Online scheduling comes into play as the companies determine how to most efficiently use their resources, which means making decisions about accepting or rejecting jobs, and determining the order in which to run them.
“This is server scheduling in which you only have partial information regarding, for example, when jobs will come in. So you have to either accept or reject scheduling decisions on the fly,” Muir said. “The question is how to do that in an optimal way that maximizes the expected return on running the server.”
“I am delighted that Chris has been awarded an NSF GRF,” said Toriello. “His work on the online independent set problem and its applications in online scheduling is in many ways an ideal topic for him. The model is fundamental in our field and underlies many complex decision problems, and many current applications require actions to be taken with only partial information in small fractions of a second -- for example, scheduling computing resources in the cloud. Chris has quite a bit of relevant research experience, especially his work on the deterministic independent set problem with his undergrad mentor at UT, Associate Professor Jim Ostrowski.
“We already have some interesting and unexpected results after only a few months, and the support from the NSF will allow Chris to continue his promising work in the area over the course of his doctoral studies,” Toriello added.
Another Keskinocak advisee, first-year Ph.D. student Hannah Wilborn, received an honorable mention from the NSF GRF program. Wilborn is studying optimal strategies for restoring damaged systems of interdependent infrastructure networks following a disruptive event such as a natural disaster. She hopes to develop general results for complex network improvement problems like these.

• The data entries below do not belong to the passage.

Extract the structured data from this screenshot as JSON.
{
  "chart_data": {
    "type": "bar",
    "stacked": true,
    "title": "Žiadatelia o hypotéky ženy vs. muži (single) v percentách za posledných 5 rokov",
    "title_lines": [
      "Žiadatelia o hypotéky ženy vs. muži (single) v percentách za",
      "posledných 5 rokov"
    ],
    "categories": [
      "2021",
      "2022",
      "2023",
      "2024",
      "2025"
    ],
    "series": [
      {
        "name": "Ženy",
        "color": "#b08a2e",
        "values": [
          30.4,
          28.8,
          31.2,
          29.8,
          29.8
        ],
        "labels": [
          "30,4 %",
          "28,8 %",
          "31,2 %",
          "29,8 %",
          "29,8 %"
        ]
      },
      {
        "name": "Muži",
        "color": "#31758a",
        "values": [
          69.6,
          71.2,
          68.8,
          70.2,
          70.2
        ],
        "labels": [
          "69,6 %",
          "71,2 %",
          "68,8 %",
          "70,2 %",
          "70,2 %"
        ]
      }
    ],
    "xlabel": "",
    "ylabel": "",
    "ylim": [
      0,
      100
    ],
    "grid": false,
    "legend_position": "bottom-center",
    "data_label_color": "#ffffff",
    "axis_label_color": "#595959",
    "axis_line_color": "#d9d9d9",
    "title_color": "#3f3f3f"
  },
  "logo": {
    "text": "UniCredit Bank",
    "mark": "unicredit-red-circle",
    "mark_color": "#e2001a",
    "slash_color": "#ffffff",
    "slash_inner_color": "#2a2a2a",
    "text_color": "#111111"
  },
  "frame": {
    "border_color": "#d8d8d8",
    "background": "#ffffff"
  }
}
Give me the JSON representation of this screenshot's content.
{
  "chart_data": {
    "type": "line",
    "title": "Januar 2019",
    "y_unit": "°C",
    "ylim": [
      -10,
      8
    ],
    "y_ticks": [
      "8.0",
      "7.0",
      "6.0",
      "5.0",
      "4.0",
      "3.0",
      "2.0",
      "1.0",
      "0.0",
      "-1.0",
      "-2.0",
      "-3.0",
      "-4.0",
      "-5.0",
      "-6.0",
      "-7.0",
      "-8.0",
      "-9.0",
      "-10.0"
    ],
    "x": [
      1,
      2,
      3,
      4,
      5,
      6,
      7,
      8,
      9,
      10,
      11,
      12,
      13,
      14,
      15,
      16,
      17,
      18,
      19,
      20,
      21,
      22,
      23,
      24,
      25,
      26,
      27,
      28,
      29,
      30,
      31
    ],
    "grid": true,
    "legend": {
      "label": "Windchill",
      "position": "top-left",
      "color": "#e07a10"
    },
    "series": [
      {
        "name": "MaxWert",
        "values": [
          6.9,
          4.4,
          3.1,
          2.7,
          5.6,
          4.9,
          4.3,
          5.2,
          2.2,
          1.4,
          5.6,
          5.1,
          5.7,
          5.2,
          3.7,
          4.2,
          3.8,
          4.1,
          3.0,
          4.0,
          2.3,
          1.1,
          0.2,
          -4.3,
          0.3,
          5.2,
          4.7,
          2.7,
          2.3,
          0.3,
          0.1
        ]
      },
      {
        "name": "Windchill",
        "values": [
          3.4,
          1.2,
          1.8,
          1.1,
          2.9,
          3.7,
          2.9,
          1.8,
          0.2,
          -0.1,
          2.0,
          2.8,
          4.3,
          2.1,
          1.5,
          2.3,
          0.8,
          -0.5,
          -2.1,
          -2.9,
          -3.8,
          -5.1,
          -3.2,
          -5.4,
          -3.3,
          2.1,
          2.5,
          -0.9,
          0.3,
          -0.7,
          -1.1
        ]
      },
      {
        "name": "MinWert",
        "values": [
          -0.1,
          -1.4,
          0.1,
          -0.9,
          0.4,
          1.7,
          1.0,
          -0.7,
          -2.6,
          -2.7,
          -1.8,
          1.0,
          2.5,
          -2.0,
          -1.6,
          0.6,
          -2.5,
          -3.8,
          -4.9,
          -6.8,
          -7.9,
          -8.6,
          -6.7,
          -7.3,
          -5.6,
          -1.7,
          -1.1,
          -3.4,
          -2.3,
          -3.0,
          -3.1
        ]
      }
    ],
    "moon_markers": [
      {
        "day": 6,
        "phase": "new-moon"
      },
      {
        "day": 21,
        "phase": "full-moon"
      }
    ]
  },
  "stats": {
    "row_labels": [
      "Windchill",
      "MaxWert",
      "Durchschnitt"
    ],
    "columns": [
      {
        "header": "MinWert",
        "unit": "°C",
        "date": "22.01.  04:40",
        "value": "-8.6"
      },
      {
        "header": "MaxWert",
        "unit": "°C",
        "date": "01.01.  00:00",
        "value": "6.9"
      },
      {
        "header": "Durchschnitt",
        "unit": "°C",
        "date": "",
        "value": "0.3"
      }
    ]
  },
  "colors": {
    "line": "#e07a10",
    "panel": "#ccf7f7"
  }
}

Established in 1951, the NSF GRF Program recognizes and supports outstanding graduate students in NSF-supported STEM disciplines who are pursuing research-based graduate degrees at accredited U.S. institutions. Fellows receive a three-year annual stipend of $34,000, along with a $12,000 cost of education allowance for tuition and fees (paid to the institution), opportunities for international research and professional development, and the freedom to conduct their own research at any accredited U.S. institution of graduate education they choose.